We sat them in the window to let them air dry. 

They learned how to focus and concentrate. After their sculptures dried, they painted them. Their focus and concentration amazed me! They were so purposeful and careful with every stroke! Many wanted to let them dry and then add more details with a tiny paint brush. Being able to focus and concentrate on something is so important in order for these kids to learn in future grades! 

They learned to use resources for accuracy. Our friend below wanted to use a resource so that the lava on her volcano sculpture was just right!

They learned about the attributes of 3D shapes. Because of their interest in clay I put some plasticine out for them to try to create 2D and 3D shape sculptures.

They learned how to explore and get their hands dirty! They had wondered what would happen if water was mixed with the clay. This turned into a wonderful sensory experience! They loved the feeling of clay squishing between their fingers! They also wondered what clay was. We found out from a video that it is basically mud!

They also learned that things take multiple steps to finish! Many thought they could just go to the air dry clay and make a sculpture. It took a lot of patience on their part as they realized this was not a one day process. It took one day to plan and make the model, another to create the sculpture, and another to paint it.  In an age of immediate gratification, this was a bit hard for some to accept, but in he end, they could see that the process was important to get the end product. 

They also learned how to handle disappointment as some sculptures broke, and persistence when they had to try again. 

They also learned how to be proud of their accomplishments. Making these sculptures were not easy. I love seeing how proud they are when ey know they did something hard and /or created something beautiful! Here are the final products of those who were interested in creating something out of clay. Most wanted to make a pinch pot, cup, or Chihuly inspired Macchia. A couple made candle or plant holders, one made a person and one made a volcano!

Yes, these kids need to learn how to read, write and do math. There are other skills though, at this age that are equally important (if not more) for them to learn. In order for them to learn academic skills as they get older, we want them to be persistent if they get to a hard word or math problem and not give up and move on.
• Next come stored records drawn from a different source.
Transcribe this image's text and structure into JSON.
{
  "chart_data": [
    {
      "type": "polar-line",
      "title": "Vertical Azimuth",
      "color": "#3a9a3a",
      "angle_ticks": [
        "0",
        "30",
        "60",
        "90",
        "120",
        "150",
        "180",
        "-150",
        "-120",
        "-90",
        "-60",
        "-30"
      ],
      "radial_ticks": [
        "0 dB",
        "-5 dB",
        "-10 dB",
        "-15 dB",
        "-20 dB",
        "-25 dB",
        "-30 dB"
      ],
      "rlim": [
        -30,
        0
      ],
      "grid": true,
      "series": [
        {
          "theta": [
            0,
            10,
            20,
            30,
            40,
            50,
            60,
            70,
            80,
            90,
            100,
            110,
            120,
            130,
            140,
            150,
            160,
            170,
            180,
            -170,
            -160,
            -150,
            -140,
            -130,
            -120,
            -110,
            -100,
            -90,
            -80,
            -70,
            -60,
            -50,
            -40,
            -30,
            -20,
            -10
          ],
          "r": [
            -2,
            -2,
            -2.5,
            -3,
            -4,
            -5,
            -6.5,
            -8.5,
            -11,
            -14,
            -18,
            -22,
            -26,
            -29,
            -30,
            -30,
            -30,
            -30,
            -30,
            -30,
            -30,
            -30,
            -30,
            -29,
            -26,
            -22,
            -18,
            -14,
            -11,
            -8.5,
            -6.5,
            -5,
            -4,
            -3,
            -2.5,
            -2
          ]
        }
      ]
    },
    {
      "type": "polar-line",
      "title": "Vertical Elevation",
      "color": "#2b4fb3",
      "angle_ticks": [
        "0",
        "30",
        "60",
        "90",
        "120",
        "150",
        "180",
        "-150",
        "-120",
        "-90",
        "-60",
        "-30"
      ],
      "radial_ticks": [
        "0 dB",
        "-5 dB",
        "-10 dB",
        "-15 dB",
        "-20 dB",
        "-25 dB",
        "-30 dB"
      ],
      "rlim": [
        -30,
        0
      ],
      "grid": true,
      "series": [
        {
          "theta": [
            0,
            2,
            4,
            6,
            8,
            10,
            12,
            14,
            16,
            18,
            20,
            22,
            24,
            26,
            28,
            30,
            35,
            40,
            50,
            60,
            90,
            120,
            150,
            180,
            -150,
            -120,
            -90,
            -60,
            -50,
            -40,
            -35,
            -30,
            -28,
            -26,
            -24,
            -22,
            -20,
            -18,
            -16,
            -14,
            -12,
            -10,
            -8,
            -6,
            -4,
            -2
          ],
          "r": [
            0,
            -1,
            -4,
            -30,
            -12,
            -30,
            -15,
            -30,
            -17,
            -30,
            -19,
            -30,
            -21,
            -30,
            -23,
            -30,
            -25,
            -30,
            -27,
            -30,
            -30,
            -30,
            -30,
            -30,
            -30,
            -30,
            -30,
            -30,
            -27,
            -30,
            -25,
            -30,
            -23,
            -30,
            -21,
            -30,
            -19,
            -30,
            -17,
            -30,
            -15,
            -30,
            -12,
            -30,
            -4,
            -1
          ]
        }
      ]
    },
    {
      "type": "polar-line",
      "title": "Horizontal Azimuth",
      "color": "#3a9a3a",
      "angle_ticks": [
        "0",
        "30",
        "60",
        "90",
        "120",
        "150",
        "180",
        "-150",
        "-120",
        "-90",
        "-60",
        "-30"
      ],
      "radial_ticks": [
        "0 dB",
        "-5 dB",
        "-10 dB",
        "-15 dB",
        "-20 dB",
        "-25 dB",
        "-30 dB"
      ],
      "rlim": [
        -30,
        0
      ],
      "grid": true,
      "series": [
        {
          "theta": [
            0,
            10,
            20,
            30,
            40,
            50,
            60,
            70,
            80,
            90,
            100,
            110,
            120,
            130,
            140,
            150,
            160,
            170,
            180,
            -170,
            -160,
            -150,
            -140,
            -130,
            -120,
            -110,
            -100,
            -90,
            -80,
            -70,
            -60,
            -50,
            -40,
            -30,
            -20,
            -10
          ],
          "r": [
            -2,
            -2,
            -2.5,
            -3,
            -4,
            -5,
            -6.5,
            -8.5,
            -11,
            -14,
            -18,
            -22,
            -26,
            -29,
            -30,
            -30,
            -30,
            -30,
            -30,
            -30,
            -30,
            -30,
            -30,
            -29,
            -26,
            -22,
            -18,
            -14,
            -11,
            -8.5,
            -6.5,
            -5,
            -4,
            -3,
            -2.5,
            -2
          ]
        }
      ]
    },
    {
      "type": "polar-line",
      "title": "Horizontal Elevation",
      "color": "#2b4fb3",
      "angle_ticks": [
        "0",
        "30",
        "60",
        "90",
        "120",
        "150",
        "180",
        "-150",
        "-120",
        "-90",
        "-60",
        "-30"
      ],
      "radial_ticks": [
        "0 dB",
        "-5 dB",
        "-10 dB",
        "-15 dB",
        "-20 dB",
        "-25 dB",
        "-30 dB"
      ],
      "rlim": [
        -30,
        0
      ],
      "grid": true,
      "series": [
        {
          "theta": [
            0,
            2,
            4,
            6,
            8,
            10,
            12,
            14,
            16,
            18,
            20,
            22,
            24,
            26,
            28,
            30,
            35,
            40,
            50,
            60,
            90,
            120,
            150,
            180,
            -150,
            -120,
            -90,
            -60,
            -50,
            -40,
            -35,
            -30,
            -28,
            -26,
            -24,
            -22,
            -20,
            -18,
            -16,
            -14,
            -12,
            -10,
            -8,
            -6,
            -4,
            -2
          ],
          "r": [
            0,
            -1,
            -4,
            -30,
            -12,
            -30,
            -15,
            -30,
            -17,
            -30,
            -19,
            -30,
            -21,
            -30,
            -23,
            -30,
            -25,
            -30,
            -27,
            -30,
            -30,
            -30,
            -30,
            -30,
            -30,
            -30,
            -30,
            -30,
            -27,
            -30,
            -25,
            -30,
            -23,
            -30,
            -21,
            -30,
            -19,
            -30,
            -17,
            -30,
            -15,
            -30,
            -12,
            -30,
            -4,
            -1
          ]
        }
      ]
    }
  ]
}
We want them to concentrate and focus on details of a story or a problem in math. We want them think creatively as they work out a new math concept. We want them to try again if they get a wrong answer. Most of all, I want them to use reading, writing, and math because they naturally have to. All of these skills were practiced and used. By having to use these skills in their inquiry, play, and projects, they just use them. They naturally want to learn how to read, write and use math skills because they see a need for them in everything we do. That is why we will spend a whole two weeks playing with clay in our classroom! 


  1. Hi! I am wondering about your materials for this project. Was the air dry clay that Crayola stuff that comes in a margarine-like container? Did you use tempera paint or another kind? Also how long did the air dry models take to dry? Thanks :)

    1. It was a regular crayola air dry clay. It took a full 24 hours for the clay to dry, but they were very fragile. I know if I put them in a kiln, they will be much stronger but it is not always available. The kids painted their sculptures with crayola tempra paint!

  2. I really like your see think wonder page. Could you tell me where I can purchase it?

  3. Oh! I found it online!
    It's great! I like it better than the one I made.